Reuters Health • The Doctor's Channel Daily Newscast

NEW YORK (Reuters Health) – More than half of patients whose type 2 diabetes resolves after gastric bypass will remain free from the disease up to 16 years later, according to study findings presented last week at the 26th Annual Meeting of the American Society for Metabolic and Bariatric Surgery in Dallas.

In the study of 177 patients with diabetes who underwent Roux-en-Y gastric bypass between 1993 and 2003, the severity of diabetes at baseline was a key predictor of whether diabetes resolved in the long term. Moreover, long-term diabetes resolution correlated with maintenance of weight loss.

“The most significant finding is that long-term resolution of diabetes seems to be linked to how severe the diabetes was at the time of surgery,” senior author Dr. James W. Maher, from Virginia Commonwealth University, Richmond, told Reuters Health. “Patients with diet-controlled diabetes had a 75% likelihood of being diabetes-free at long-term followup, while the figure was 65% diabetes-free in patients who were originally controlled with oral medications and only 28% of insulin-dependent diabetics had long-term resolution.”

The 177 subjects were followed from 5 to 16 years and diabetes status was assessed with patient interview and a tally of diabetic medications.

Eighty-nine percent of patients had complete resolution of their diabetes, which correlated with a drop in average BMI from 50.2 to 31.3. Although diabetes did not resolve in the remaining patients, they nonetheless experienced significant weight loss.

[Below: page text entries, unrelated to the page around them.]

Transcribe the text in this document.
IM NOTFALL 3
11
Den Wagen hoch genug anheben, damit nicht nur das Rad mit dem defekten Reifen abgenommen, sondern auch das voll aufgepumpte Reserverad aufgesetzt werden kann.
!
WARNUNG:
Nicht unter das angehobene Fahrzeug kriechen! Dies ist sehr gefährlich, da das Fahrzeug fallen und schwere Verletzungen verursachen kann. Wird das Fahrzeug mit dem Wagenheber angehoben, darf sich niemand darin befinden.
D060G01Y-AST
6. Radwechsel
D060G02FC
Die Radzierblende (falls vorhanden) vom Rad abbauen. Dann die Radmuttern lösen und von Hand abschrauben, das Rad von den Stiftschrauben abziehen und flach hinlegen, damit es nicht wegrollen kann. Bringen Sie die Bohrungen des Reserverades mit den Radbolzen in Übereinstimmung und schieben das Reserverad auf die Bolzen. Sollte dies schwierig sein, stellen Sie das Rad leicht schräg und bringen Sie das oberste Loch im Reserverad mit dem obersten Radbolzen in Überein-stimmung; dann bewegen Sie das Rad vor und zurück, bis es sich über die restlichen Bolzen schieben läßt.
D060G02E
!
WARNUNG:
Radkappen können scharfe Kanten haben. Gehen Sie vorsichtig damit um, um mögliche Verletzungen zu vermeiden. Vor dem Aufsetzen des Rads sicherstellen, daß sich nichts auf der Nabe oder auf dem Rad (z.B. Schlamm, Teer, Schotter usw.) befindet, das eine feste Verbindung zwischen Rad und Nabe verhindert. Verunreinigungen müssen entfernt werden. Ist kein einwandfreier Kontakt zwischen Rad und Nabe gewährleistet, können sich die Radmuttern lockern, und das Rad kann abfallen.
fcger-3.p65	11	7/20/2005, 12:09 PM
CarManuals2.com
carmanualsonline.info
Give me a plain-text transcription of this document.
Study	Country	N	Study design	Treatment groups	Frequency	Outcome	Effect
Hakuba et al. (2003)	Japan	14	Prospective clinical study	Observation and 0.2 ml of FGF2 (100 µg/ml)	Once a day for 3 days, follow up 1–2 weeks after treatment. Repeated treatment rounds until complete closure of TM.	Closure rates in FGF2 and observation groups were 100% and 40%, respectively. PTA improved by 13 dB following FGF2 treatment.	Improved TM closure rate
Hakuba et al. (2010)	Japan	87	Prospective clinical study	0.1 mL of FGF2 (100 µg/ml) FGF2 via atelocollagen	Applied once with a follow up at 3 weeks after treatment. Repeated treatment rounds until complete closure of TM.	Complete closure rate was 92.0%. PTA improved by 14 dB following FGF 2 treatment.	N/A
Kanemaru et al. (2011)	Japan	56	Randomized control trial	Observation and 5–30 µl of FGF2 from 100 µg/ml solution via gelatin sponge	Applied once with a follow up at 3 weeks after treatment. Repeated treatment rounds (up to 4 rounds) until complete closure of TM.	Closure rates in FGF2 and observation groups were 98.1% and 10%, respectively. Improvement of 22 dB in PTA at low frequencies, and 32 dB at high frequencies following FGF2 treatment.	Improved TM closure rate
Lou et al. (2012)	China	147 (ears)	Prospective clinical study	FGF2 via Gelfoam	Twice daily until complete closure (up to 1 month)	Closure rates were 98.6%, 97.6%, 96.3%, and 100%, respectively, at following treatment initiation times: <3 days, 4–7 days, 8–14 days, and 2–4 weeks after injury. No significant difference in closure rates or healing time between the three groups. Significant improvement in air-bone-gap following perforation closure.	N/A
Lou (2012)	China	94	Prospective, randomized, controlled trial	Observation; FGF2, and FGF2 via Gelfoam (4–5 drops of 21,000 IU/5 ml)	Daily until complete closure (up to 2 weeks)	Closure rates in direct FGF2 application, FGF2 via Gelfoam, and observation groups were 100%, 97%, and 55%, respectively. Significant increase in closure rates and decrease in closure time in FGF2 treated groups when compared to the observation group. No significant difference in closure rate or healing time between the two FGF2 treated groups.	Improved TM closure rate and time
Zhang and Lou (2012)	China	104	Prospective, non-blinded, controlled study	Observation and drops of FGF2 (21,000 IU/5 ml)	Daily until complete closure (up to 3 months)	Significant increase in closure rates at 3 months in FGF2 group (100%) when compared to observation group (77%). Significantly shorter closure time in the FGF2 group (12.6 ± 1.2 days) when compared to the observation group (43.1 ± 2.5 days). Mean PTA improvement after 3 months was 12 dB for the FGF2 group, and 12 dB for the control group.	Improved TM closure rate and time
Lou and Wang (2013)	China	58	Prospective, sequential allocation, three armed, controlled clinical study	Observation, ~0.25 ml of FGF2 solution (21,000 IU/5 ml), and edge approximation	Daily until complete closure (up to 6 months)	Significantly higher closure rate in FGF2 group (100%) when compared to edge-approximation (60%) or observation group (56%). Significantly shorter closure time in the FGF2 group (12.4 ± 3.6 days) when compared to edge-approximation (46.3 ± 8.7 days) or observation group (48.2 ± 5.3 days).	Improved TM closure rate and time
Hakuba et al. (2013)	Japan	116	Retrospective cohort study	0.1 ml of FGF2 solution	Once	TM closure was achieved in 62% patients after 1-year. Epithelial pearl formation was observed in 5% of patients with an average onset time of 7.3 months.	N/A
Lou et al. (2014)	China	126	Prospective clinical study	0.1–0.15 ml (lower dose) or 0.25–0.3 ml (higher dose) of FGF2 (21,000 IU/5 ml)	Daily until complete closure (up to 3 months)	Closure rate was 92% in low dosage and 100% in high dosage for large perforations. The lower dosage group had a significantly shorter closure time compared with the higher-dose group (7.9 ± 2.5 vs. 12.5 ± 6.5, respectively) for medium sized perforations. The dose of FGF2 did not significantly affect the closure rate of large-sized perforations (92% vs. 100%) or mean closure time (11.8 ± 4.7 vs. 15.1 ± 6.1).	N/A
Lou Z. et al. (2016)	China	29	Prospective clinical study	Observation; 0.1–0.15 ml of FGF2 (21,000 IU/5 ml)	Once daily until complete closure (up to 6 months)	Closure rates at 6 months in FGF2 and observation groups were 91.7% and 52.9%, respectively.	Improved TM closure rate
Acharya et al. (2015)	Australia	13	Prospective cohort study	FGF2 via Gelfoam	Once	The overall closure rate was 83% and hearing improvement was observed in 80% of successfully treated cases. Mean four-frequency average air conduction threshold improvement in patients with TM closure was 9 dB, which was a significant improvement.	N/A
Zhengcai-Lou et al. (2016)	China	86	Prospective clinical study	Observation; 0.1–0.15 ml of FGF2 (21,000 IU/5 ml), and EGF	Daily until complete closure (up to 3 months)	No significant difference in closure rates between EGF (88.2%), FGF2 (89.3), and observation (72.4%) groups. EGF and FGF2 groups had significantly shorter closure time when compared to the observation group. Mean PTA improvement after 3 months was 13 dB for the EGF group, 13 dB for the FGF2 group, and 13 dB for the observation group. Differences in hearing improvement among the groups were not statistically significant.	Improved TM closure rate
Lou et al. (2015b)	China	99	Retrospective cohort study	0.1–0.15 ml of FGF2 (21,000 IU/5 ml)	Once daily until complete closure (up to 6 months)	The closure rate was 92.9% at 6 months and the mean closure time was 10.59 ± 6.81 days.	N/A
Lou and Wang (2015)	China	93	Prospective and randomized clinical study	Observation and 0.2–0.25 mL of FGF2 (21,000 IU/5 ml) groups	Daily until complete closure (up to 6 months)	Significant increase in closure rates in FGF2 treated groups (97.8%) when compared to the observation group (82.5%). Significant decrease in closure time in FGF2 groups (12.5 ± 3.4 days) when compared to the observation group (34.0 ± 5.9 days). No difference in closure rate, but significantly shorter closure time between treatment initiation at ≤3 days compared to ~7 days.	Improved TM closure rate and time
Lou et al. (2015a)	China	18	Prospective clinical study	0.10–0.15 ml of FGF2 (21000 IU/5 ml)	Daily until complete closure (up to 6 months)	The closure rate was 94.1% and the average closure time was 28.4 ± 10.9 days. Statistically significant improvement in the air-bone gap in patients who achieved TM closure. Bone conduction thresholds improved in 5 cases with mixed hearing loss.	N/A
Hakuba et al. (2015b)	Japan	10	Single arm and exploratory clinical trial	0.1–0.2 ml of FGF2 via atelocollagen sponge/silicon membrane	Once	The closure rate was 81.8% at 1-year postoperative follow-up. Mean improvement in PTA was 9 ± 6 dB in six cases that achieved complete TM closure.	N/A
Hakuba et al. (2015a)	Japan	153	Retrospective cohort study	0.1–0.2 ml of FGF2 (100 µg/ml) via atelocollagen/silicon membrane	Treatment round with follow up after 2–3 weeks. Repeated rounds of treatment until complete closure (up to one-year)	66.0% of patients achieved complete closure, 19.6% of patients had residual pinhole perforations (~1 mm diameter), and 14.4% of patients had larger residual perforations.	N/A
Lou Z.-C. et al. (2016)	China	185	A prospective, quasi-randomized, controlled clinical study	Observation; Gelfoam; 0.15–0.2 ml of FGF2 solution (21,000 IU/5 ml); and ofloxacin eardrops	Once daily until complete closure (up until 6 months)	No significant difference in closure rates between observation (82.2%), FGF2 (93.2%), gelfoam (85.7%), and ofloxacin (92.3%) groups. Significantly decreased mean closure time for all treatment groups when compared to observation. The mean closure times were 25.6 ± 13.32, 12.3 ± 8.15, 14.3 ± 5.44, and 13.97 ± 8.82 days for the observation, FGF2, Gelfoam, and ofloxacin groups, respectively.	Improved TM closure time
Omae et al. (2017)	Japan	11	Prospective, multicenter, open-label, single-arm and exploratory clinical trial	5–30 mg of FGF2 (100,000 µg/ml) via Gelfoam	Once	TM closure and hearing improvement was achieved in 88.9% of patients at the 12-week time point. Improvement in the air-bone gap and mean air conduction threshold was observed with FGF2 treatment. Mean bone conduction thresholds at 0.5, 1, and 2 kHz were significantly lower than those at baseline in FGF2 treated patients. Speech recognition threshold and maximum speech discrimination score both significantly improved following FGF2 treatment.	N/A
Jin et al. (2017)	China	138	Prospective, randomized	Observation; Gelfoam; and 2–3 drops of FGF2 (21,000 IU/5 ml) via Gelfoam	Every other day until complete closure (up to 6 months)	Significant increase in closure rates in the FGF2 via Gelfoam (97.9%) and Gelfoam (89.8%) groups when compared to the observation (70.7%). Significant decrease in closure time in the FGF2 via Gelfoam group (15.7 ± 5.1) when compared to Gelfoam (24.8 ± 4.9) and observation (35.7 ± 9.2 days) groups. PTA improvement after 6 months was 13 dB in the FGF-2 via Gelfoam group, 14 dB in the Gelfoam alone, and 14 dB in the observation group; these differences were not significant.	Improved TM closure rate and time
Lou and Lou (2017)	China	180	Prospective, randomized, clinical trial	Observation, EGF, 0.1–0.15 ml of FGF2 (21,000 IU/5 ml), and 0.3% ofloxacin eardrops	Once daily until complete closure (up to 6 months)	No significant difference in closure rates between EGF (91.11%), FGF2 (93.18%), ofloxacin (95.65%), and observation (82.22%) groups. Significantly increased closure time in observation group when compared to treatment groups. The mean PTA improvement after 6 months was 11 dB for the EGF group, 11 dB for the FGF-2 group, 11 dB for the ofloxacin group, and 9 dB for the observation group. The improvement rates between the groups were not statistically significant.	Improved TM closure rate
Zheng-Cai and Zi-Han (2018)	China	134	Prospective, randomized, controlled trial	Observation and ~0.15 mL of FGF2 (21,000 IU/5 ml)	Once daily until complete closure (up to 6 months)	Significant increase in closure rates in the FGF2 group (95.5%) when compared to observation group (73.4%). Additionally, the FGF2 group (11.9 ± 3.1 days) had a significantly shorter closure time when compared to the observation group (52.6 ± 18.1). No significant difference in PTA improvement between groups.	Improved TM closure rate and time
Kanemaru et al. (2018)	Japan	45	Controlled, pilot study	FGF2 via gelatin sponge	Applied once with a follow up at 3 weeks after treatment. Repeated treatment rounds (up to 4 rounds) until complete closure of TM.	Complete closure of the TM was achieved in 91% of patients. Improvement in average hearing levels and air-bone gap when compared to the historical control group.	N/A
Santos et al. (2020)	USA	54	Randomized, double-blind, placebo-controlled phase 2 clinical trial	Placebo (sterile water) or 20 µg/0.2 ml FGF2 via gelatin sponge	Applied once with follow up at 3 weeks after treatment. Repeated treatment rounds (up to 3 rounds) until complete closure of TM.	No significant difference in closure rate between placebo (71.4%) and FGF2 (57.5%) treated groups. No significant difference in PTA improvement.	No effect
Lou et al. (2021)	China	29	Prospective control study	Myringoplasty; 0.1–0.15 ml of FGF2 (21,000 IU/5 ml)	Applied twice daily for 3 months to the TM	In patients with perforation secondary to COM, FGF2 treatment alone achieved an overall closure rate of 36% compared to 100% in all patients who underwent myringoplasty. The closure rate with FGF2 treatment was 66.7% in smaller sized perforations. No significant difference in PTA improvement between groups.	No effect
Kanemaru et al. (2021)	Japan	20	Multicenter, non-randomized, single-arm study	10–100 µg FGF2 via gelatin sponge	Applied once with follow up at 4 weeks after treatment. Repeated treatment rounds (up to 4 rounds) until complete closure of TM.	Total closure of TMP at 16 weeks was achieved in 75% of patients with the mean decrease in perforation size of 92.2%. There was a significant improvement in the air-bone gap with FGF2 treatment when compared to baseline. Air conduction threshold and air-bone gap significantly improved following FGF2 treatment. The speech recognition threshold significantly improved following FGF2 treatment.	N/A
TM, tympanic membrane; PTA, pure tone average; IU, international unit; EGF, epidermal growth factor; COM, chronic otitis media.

Diabetes recurrence occurred in 43% of patients and was associated with regained weight. Men were more likely than women to resolve their diabetes initially (90.3% vs. 82.1%) and be free from the disease on long-term follow-up.

“Gastric bypass is the most effective therapy for diabetes,” Dr. Maher emphasized. “It seems most likely to provide long-term relief when it is applied in obese patients early in the course of their disease. Primary care physicians need to consider this finding when they are faced with patients who are newly diagnosed with diabetes mellitus. These patients should strongly consider whether gastric bypass surgery is the best method for dealing with their disease.”